Made this soup for two most wonderful friends and they loved it!

Provided by Lynne Lee

Categories     Cream Soups

Time 8h20m

Number Of Ingredients 13

1 chopped onion
1 stick butter or margarine
1 tsp sea salt
1 tsp pepper
2 c chicken broth
2 c water
1 1/4 c chopped mushrooms (canned or fresh)
2 stalks celery chopped
1 c sliced carrots
2 c milk
1/4 c parmesan cheese
1 Tbsp minced garlic
2 c chopped potatoes

Steps:

  • 1. Saute garlic,onion, carrots, mushrooms and celery with 1/2 of the butter until soft. Add potatoes and the rest of the butter along with garlic salt, salt and pepper to taste.
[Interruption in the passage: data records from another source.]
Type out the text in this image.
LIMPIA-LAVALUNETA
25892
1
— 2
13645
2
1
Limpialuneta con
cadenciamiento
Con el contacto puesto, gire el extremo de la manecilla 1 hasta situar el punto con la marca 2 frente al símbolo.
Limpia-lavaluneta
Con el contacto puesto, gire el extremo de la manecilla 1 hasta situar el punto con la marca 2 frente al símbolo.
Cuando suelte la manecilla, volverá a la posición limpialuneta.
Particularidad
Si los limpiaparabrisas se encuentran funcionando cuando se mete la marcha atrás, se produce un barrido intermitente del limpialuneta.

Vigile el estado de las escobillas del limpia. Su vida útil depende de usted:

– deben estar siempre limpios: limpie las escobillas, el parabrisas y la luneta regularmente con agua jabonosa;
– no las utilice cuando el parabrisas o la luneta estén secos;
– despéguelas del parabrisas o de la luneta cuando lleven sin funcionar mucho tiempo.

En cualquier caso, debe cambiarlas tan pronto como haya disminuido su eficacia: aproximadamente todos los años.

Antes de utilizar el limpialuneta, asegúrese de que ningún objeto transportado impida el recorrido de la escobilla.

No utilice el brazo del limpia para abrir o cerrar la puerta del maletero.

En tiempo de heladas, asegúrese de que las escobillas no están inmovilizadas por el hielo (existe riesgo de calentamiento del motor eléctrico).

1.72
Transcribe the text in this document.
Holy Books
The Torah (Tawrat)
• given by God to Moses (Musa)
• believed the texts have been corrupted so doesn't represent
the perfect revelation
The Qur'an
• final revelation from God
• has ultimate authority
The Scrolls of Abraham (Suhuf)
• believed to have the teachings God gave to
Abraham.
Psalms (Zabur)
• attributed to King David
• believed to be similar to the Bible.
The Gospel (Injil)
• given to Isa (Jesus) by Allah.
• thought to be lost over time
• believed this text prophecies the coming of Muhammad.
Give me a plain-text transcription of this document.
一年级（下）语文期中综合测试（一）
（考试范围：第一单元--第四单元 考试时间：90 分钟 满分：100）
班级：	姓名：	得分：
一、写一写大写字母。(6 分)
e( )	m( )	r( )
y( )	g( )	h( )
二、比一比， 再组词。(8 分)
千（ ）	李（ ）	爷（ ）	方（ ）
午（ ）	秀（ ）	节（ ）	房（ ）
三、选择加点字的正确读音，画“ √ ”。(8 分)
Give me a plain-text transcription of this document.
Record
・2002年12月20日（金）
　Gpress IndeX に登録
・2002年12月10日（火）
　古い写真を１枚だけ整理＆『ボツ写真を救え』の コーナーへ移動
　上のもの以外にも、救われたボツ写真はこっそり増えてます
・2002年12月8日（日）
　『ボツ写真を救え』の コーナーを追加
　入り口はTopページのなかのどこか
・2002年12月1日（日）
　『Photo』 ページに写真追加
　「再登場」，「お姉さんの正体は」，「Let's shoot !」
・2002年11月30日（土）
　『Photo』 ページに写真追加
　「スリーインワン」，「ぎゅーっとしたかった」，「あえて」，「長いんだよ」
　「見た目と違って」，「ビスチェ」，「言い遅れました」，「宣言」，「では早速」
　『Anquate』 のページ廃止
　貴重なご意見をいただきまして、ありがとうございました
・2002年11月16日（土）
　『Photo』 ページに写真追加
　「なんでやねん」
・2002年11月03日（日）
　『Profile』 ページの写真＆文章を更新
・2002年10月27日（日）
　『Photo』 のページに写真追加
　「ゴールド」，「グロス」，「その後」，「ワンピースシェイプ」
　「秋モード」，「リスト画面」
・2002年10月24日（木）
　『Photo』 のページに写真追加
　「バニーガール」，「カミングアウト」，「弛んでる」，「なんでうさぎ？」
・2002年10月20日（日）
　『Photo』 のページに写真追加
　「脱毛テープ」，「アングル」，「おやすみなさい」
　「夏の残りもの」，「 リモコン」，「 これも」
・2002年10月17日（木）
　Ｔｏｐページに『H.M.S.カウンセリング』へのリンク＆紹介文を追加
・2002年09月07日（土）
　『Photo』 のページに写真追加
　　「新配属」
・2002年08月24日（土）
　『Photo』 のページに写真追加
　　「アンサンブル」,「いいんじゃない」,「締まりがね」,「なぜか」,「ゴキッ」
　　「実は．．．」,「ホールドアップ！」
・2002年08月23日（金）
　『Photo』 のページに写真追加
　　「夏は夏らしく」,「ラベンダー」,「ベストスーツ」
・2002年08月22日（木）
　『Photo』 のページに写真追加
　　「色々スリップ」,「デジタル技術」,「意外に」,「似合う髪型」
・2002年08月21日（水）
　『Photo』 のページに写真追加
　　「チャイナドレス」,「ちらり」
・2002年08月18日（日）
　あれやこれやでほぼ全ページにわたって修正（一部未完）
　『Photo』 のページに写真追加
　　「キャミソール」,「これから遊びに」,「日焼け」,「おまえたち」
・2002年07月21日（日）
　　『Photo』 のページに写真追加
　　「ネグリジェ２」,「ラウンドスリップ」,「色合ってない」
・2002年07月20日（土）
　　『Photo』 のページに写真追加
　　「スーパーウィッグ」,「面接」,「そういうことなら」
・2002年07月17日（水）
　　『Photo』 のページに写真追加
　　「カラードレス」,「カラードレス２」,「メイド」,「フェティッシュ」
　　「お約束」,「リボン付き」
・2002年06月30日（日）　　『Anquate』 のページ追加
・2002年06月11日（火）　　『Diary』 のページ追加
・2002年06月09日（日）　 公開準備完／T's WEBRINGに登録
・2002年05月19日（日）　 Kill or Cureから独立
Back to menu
I use parsley garlic salt. Continue saute until potatoes are coated well with butter and start to brown.
  • 2. Transfer this to warm crock pot and add broth and water and stir well. Cook on low for 6-8 hours or 3-4 hours on high.
  • 3. Stir well and add milk - I use 1/4 cup half and half and 1 3/4 skim milk. Add cheese and stir well and cook on high for an additional 30 minutes. I add 3 tablespoons of corn starch with 1/4 cup water mixed well along with 1 3/4 cups of instant potatoes to thicken my soup at this point. Serve with cheeses, croutons and sour cream if desired.